The finance ministry had prepared the Business Credit Flow Work Procedure which was slated to come into effect in July 2021.
The government had then decided to give up to Rs2.5 million for a startup in seed capital at a 1 percent interest rate without collateral, if the project was convincing, to encourage youth entrepreneurs.
Seven years ago, in 2015-16, the government announced in its budget statement that an Rs500 million fund would be established to groom start-ups and innovators.
Again in 2019-20, the government announced a cash subsidy of up to Rs5 million for promising new businesses. It started preparing a work procedure, but that got nowhere.
In 2020-21, the government created an Rs500 million start-up fund to issue loans at 2 percent interest to encourage innovative entrepreneurs hit by the pandemic.
But start-ups were disappointed once again.
Entrepreneurs say the government’s lacklustre attitude towards start-ups has discouraged business innovators, and there is no start-up business spirit in the market like there was before the Covid-19 pandemic.
Accepting that there is no consistency in policies, Paudel urged the private sector to pinpoint where the policy is unclear.
The private sector says that the processing works—from documentation to release of funds—are full of hassles.
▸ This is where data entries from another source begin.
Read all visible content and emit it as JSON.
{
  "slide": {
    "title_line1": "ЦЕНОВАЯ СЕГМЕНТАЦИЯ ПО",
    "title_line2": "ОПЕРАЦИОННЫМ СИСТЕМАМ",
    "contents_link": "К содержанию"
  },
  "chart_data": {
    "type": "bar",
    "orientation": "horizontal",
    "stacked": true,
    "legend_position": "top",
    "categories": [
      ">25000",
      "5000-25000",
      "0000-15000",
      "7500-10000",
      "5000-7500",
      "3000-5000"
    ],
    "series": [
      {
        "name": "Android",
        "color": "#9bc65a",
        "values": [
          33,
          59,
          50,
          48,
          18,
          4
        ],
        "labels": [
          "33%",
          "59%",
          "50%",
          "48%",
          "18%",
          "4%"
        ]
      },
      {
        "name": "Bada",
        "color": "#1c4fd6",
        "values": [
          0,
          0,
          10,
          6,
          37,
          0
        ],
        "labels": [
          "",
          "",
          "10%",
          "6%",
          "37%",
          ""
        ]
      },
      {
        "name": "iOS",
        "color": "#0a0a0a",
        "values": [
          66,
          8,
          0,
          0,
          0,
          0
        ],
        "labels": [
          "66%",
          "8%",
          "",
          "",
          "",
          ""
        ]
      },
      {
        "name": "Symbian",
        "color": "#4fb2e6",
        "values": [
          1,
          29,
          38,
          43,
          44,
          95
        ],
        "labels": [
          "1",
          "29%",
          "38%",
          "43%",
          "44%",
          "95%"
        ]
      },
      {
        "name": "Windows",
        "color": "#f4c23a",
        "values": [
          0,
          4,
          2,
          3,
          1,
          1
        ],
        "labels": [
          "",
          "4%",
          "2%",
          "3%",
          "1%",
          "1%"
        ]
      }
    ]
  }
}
Babacar Faye, International Finance Corporation’s (IFC) resident representative in Nepal, said that the government needs to support the Small and Medium Enterprises (SMEs) in order to help them thrive.
“Only commitment won’t assure the SMEs growth. The commitment should be translated into a reality,” Faye said.
“There is a need to forge a partnership among the stakeholders across the SMEs ecosystem—from government, policymakers, regulators, and the private sector—to support the SMEs’ development,” he added. “We are ready to work consensually for the improvement of SMEs within this year and next year.”
According to the federation, the industrial contribution to the country’s gross domestic product (GDP) is 5.6 percent, of which, 90 percent is from the SMEs.
In the last fiscal year, 309 large industries were registered and 35,069 SMEs. The SMEs are providing jobs to 1.7 million people in Nepal, the federation said.
Presenting a report, IFC said that 85 percent of Nepal’s labour pool is employed by SMEs. In Nepal, one SME has, on an average, 11.6 workers.
The source of borrowing for 53 percent of SMEs in Nepal is through family and friends, 26 percent from other sources, 13 percent from financial institutions and 8 percent from savings, according to IFC.
“Access to finance is one of the key challenges faced by SMEs,” the IFC said.
Minister Paudel said anyone is free to inform the Finance Ministry if they face difficulties while paying taxes.
Shekhar Golchha, president of the FNCCI, said the sharp rise in the interest rates is creating difficulty for SMEs.
“The cost of production has increased due to the rise in fuel and raw material prices. As a result, the production capacity of small and large-scale industries has declined by 60 percent,” Golchha said.
Golchha said that until mid-December, the banking and financial institutions have provided total loans of Rs423.15 billion to SMEs, which is only 8.86 percent of the total credit flow. “That’s very less. The outlay needs to be increased.”
The government needs to provide facilities and subsidies to bring the SMEs into the formal system since many SMEs are operating without being registered.